I realize that it may be hard to grasp how my lack of control, powerlessness to protect my family and irrationality all add up to my fear of flying. I’ve painstakingly diagramed it below, to aid in the understanding process.
Balm Throwing 101
“I must not fear. Fear is the mind-killer. Fear is the little-death that brings total obliteration. I will face my fear. I will permit it to pass over me and through me. And when it has gone past I will turn the inner eye to see its path. Where the fear has gone there will be nothing. Only I will remain.”
-Bene Gesserit Litany Against Fear.
Control Building Commitment – I will focus on that which I can control. I will bring music to control what I hear, gum to control what I taste (and combat the ear thing) and fun stuff to control what I think about. I will keep mental track of how many times I use the tools below to push my fear away successfully and report it on the inter-web when I land.

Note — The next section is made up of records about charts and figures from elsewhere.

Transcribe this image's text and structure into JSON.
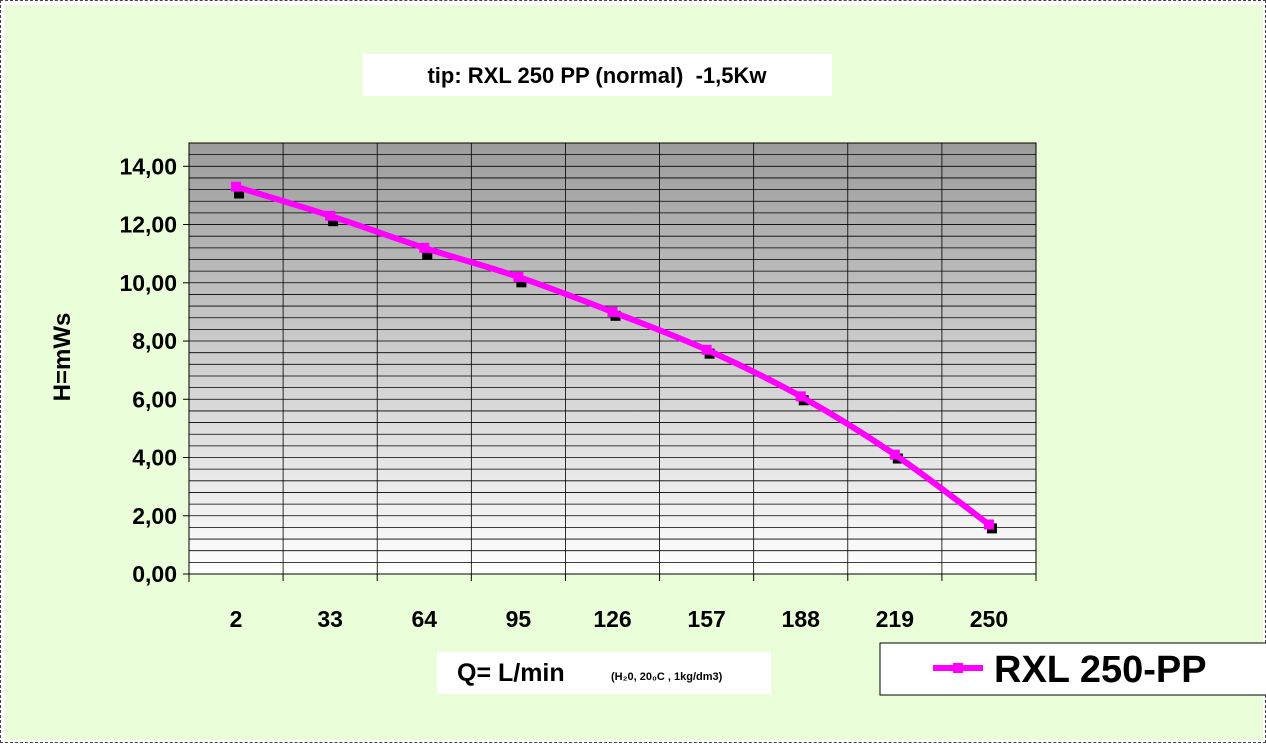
{
  "colors": {
    "chart_area_bg": "#eaffd9",
    "plot_gradient_top": "#9c9c9c",
    "plot_gradient_bottom": "#ffffff",
    "series_line": "#ff00ff",
    "series_marker": "#000000",
    "gridline": "#000000",
    "legend_bg": "#ffffff"
  },
  "chart_data": {
    "type": "line",
    "title": "tip: RXL 250 PP (normal)  -1,5Kw",
    "xlabel": "Q= L/min",
    "xlabel_note": "(H₂0, 20₀C , 1kg/dm3)",
    "ylabel": "H=mWs",
    "categories": [
      "2",
      "33",
      "64",
      "95",
      "126",
      "157",
      "188",
      "219",
      "250"
    ],
    "series": [
      {
        "name": "RXL 250-PP",
        "values": [
          13.3,
          12.3,
          11.2,
          10.2,
          9.0,
          7.7,
          6.1,
          4.1,
          1.7
        ],
        "marker_values": [
          13.1,
          12.15,
          11.0,
          10.05,
          8.9,
          7.6,
          6.0,
          4.0,
          1.6
        ]
      }
    ],
    "ylim": [
      0,
      14.8
    ],
    "yticks": [
      0,
      2,
      4,
      6,
      8,
      10,
      12,
      14
    ],
    "ytick_labels": [
      "0,00",
      "2,00",
      "4,00",
      "6,00",
      "8,00",
      "10,00",
      "12,00",
      "14,00"
    ],
    "minor_grid_step": 0.4,
    "grid": true,
    "legend_position": "bottom-right"
  }
}
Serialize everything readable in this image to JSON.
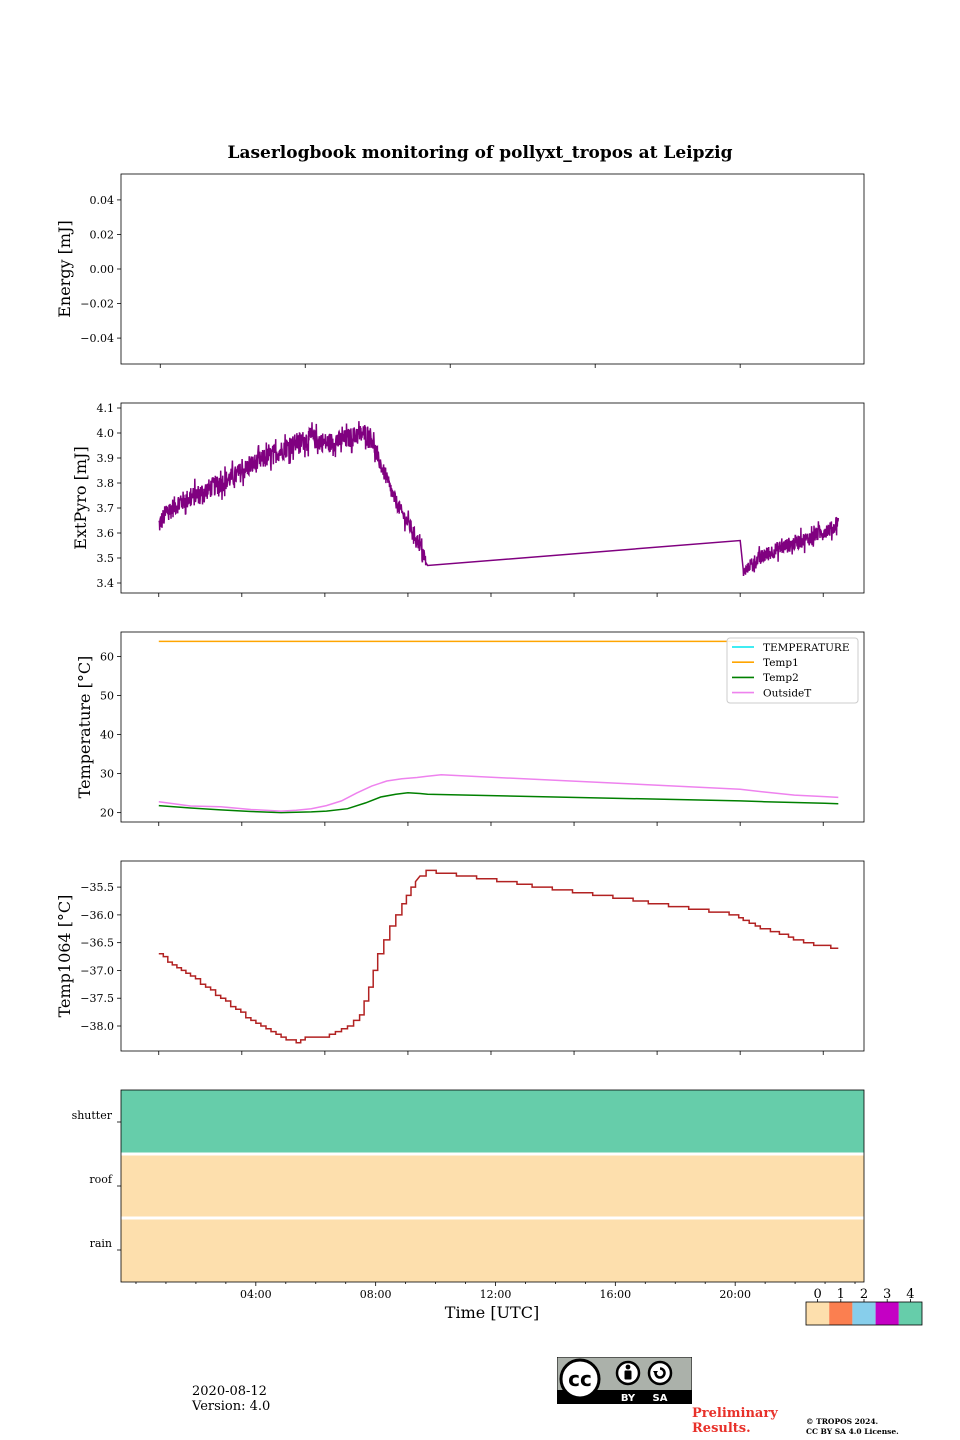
{
  "title": "Laserlogbook monitoring of pollyxt_tropos at Leipzig",
  "footer": {
    "date": "2020-08-12",
    "version": "Version: 4.0",
    "preliminary_line1": "Preliminary",
    "preliminary_line2": "Results.",
    "copyright_line1": "© TROPOS 2024.",
    "copyright_line2": "CC BY SA 4.0 License.",
    "cc_badge": {
      "by": "BY",
      "sa": "SA",
      "cc": "cc"
    }
  },
  "colors": {
    "extpyro": "#800080",
    "temperature": "#00e5ee",
    "temp1": "#ffa500",
    "temp2": "#008000",
    "outsideT": "#ee82ee",
    "temp1064": "#b22222",
    "status_0": "#fddfad",
    "status_1": "#fb7f50",
    "status_2": "#87ceeb",
    "status_3": "#c400c4",
    "status_4": "#66cdaa"
  },
  "chart_data": [
    {
      "id": "energy",
      "type": "line",
      "ylabel": "Energy [mJ]",
      "ylim": [
        -0.055,
        0.055
      ],
      "yticks": [
        0.04,
        0.02,
        0.0,
        -0.02,
        -0.04
      ],
      "ytick_labels": [
        "0.04",
        "0.02",
        "0.00",
        "−0.02",
        "−0.04"
      ],
      "xlim": [
        -0.3,
        24.3
      ],
      "xticks_minor": [
        1,
        5.8,
        10.6,
        15.4,
        20.2,
        25
      ],
      "series": []
    },
    {
      "id": "extpyro",
      "type": "line",
      "ylabel": "ExtPyro [mJ]",
      "ylim": [
        3.36,
        4.12
      ],
      "yticks": [
        3.4,
        3.5,
        3.6,
        3.7,
        3.8,
        3.9,
        4.0,
        4.1
      ],
      "ytick_labels": [
        "3.4",
        "3.5",
        "3.6",
        "3.7",
        "3.8",
        "3.9",
        "4.0",
        "4.1"
      ],
      "xlim": [
        -0.3,
        24.3
      ],
      "xticks_minor": [
        0.95,
        3.7,
        6.45,
        9.2,
        11.95,
        14.7,
        17.45,
        20.2,
        22.95
      ],
      "series": [
        {
          "name": "ExtPyro",
          "color_key": "extpyro",
          "x": [
            0.95,
            1.2,
            1.6,
            2.0,
            2.5,
            3.0,
            3.5,
            4.0,
            4.5,
            5.0,
            5.5,
            6.0,
            6.5,
            7.0,
            7.5,
            7.8,
            8.0,
            8.2,
            8.45,
            8.7,
            9.0,
            9.3,
            9.6,
            9.8,
            9.85,
            20.2,
            20.3,
            20.6,
            21.0,
            21.5,
            22.0,
            22.5,
            23.0,
            23.3,
            23.45
          ],
          "y": [
            3.63,
            3.68,
            3.72,
            3.74,
            3.77,
            3.8,
            3.83,
            3.87,
            3.9,
            3.93,
            3.96,
            3.98,
            3.96,
            3.97,
            3.99,
            4.0,
            3.98,
            3.9,
            3.83,
            3.75,
            3.68,
            3.62,
            3.55,
            3.48,
            3.47,
            3.57,
            3.44,
            3.48,
            3.51,
            3.54,
            3.56,
            3.58,
            3.61,
            3.62,
            3.66
          ],
          "noise": [
            0.04,
            0.04,
            0.04,
            0.04,
            0.04,
            0.04,
            0.04,
            0.04,
            0.04,
            0.04,
            0.04,
            0.04,
            0.04,
            0.04,
            0.04,
            0.04,
            0.04,
            0.03,
            0.03,
            0.03,
            0.03,
            0.03,
            0.03,
            0.03,
            0.0,
            0.0,
            0.02,
            0.03,
            0.03,
            0.03,
            0.03,
            0.03,
            0.03,
            0.03,
            0.03
          ]
        }
      ]
    },
    {
      "id": "temperature",
      "type": "line",
      "ylabel": "Temperature [°C]",
      "ylim": [
        17.6,
        66.3
      ],
      "yticks": [
        20,
        30,
        40,
        50,
        60
      ],
      "ytick_labels": [
        "20",
        "30",
        "40",
        "50",
        "60"
      ],
      "xlim": [
        -0.3,
        24.3
      ],
      "xticks_minor": [
        0.95,
        3.7,
        6.45,
        9.2,
        11.95,
        14.7,
        17.45,
        20.2,
        22.95
      ],
      "legend": {
        "loc": "upper right",
        "entries": [
          "TEMPERATURE",
          "Temp1",
          "Temp2",
          "OutsideT"
        ]
      },
      "series": [
        {
          "name": "TEMPERATURE",
          "color_key": "temperature",
          "x": [],
          "y": []
        },
        {
          "name": "Temp1",
          "color_key": "temp1",
          "x": [
            0.95,
            20.2
          ],
          "y": [
            63.9,
            63.9
          ]
        },
        {
          "name": "Temp2",
          "color_key": "temp2",
          "x": [
            0.95,
            2.0,
            3.0,
            4.0,
            5.0,
            6.0,
            6.5,
            7.2,
            7.8,
            8.3,
            8.8,
            9.2,
            9.6,
            9.85,
            20.2,
            21.0,
            22.0,
            23.0,
            23.45
          ],
          "y": [
            21.8,
            21.2,
            20.7,
            20.3,
            20.0,
            20.2,
            20.4,
            21.0,
            22.5,
            24.0,
            24.7,
            25.1,
            24.9,
            24.7,
            23.0,
            22.8,
            22.6,
            22.4,
            22.3
          ]
        },
        {
          "name": "OutsideT",
          "color_key": "outsideT",
          "x": [
            0.95,
            2.0,
            3.0,
            4.0,
            5.0,
            5.5,
            6.0,
            6.5,
            7.0,
            7.5,
            8.0,
            8.5,
            9.0,
            9.5,
            9.8,
            10.3,
            20.2,
            21.0,
            22.0,
            23.0,
            23.45
          ],
          "y": [
            22.8,
            21.7,
            21.5,
            20.8,
            20.4,
            20.6,
            21.0,
            21.8,
            23.0,
            25.0,
            26.8,
            28.1,
            28.7,
            29.0,
            29.3,
            29.7,
            26.0,
            25.3,
            24.5,
            24.1,
            23.9
          ]
        }
      ]
    },
    {
      "id": "temp1064",
      "type": "line",
      "ylabel": "Temp1064 [°C]",
      "ylim": [
        -38.45,
        -35.03
      ],
      "yticks": [
        -35.5,
        -36.0,
        -36.5,
        -37.0,
        -37.5,
        -38.0
      ],
      "ytick_labels": [
        "−35.5",
        "−36.0",
        "−36.5",
        "−37.0",
        "−37.5",
        "−38.0"
      ],
      "xlim": [
        -0.3,
        24.3
      ],
      "xticks_minor": [
        0.95,
        3.7,
        6.45,
        9.2,
        11.95,
        14.7,
        17.45,
        20.2,
        22.95
      ],
      "series": [
        {
          "name": "Temp1064",
          "color_key": "temp1064",
          "x": [
            0.95,
            1.4,
            2.0,
            2.5,
            3.0,
            3.5,
            4.0,
            4.5,
            5.0,
            5.5,
            5.8,
            6.4,
            6.8,
            7.2,
            7.6,
            7.9,
            8.2,
            8.6,
            9.0,
            9.3,
            9.6,
            9.8,
            20.0,
            20.3,
            20.7,
            21.2,
            21.8,
            22.3,
            22.8,
            23.2,
            23.45
          ],
          "y": [
            -36.7,
            -36.9,
            -37.1,
            -37.3,
            -37.5,
            -37.7,
            -37.9,
            -38.05,
            -38.2,
            -38.3,
            -38.2,
            -38.2,
            -38.1,
            -38.0,
            -37.8,
            -37.3,
            -36.7,
            -36.2,
            -35.8,
            -35.5,
            -35.3,
            -35.2,
            -36.0,
            -36.1,
            -36.2,
            -36.3,
            -36.4,
            -36.5,
            -36.55,
            -36.6,
            -36.6
          ]
        }
      ]
    },
    {
      "id": "status",
      "type": "heatmap",
      "xlabel": "Time [UTC]",
      "rows": [
        "shutter",
        "roof",
        "rain"
      ],
      "row_values": [
        4,
        0,
        0
      ],
      "xlim": [
        -0.5,
        24.3
      ],
      "xticks": [
        4,
        8,
        12,
        16,
        20
      ],
      "xtick_labels": [
        "04:00",
        "08:00",
        "12:00",
        "16:00",
        "20:00"
      ],
      "colorbar": {
        "values": [
          0,
          1,
          2,
          3,
          4
        ],
        "labels": [
          "0",
          "1",
          "2",
          "3",
          "4"
        ]
      }
    }
  ]
}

Power Focusing Commitment – I will refine and increases my sense of personal power and use it against that which I need to face; fear. I will bring case notes to finish to build a sense of accomplishment, and use a clock to break the trip into smaller milestones. I will celebrate achieving each milestone by taking a break from my work to read or play with my daughter.
Anti-Irrationality Commitment – I will face the irrationality of my fear and master it, not let it master me. I will bring a fun, engrossing book to distract myself. I will use mindfulness exercises to keep me rooted in the present. I will find three things that I do enjoy about the moment I’m in every time that I fear.
This is what I commit to doing. Do you have a suggestion or a trick you use to get over flight fear? Comment away. I can use all the help that I can get.
Tomorrow morning, at the usual time which I post these articles, I will be many thousands of miles above the Earth, facing my fear. Unlike Paul in Dune, I will permit it to pass under me, since I’ll be so far up. I’ve already turned my inner eye to see its path. I’m certain that where the fear has gone there will be nothing. Only I will remain. Well, me and my wife and daughter. And the other passengers. And the pilot, we all know he doesn’t want to die.